Au-delà du constat, le Groupe du vendredi formule sept recommandations, rassemblées sous le slogan  » Tear down this wall !  » (3), parmi lesquelles, certaines sont audacieuses :  » Transformer la prime accordée par le gouvernement flamand à ses enseignants en aide au logement à Bruxelles.  »  » Aujourd’hui, ils rentrent chaque jour en Flandre dès les cours finis. Ces enseignants ont une moins bonne connaissance des réalités bruxelloises. Cela devrait également favoriser les contacts avec les professeurs des autres écoles et stimuler les collaborations « , commente Brieuc Van Damme. Pour encourager l’échange des professeurs de langue entre établissements scolaires, il propose de créer  » une agrégation commune aux candidats enseignants bilingues permettant d’enseigner dans les deux Communautés « .  » Introduire la langue maternelle (ou une troisième langue d’enseignement)  » :  » Enseigner l’anglais ou l’arabe pour certaines matières permettrait d’atténuer le dualisme entre le français et le néerlandais dans les écoles.  » Sans agiter le spectre de la régionalisation de l’enseignement, le Groupe du vendredi vante le modèle catalan, qui garantit l’enseignement des deux langues officielles, le catalan et le castillan. Soit opter pour un enseignement bilingue dès la maternelle, à l’image de la Catalogne,  » où les élèves ne devront pas être séparés dans les établissements ou les sous-groupes en fonction de leur langue habituelle « .

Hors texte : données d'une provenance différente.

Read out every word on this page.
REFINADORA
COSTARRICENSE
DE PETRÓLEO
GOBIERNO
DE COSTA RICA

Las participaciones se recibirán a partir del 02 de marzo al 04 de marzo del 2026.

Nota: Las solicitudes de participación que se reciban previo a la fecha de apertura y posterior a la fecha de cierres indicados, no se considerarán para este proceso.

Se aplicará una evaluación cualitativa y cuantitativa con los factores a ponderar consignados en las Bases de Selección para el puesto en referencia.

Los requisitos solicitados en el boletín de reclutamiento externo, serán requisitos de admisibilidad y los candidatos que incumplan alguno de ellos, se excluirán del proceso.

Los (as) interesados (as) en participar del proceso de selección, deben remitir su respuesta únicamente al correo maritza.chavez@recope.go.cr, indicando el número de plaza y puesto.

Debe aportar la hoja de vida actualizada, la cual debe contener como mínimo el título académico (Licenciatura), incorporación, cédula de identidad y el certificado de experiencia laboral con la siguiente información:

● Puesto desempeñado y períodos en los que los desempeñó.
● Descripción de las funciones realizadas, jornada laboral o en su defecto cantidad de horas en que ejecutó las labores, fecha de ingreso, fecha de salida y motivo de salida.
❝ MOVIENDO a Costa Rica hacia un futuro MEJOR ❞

(1) L’enquête et la vidéo sont à voir sur www.v-g-v.be.

(2) L’enseignement en Communauté flamande (1988-2013), Courrier hebdomadaire, n°2186-2187.

(3)  » Abattez ce mur !  » : phrase lancée par Ronald Reagan à son homologue russe, Mikkaïl Gorbatchev, lors de son discours devant le mur de Berlin, en 1987.

Par Soraya Ghali

 » Enseigner l’anglais ou l’arabe permettrait d’atténuer le dualisme entre le français et le néerlandais  »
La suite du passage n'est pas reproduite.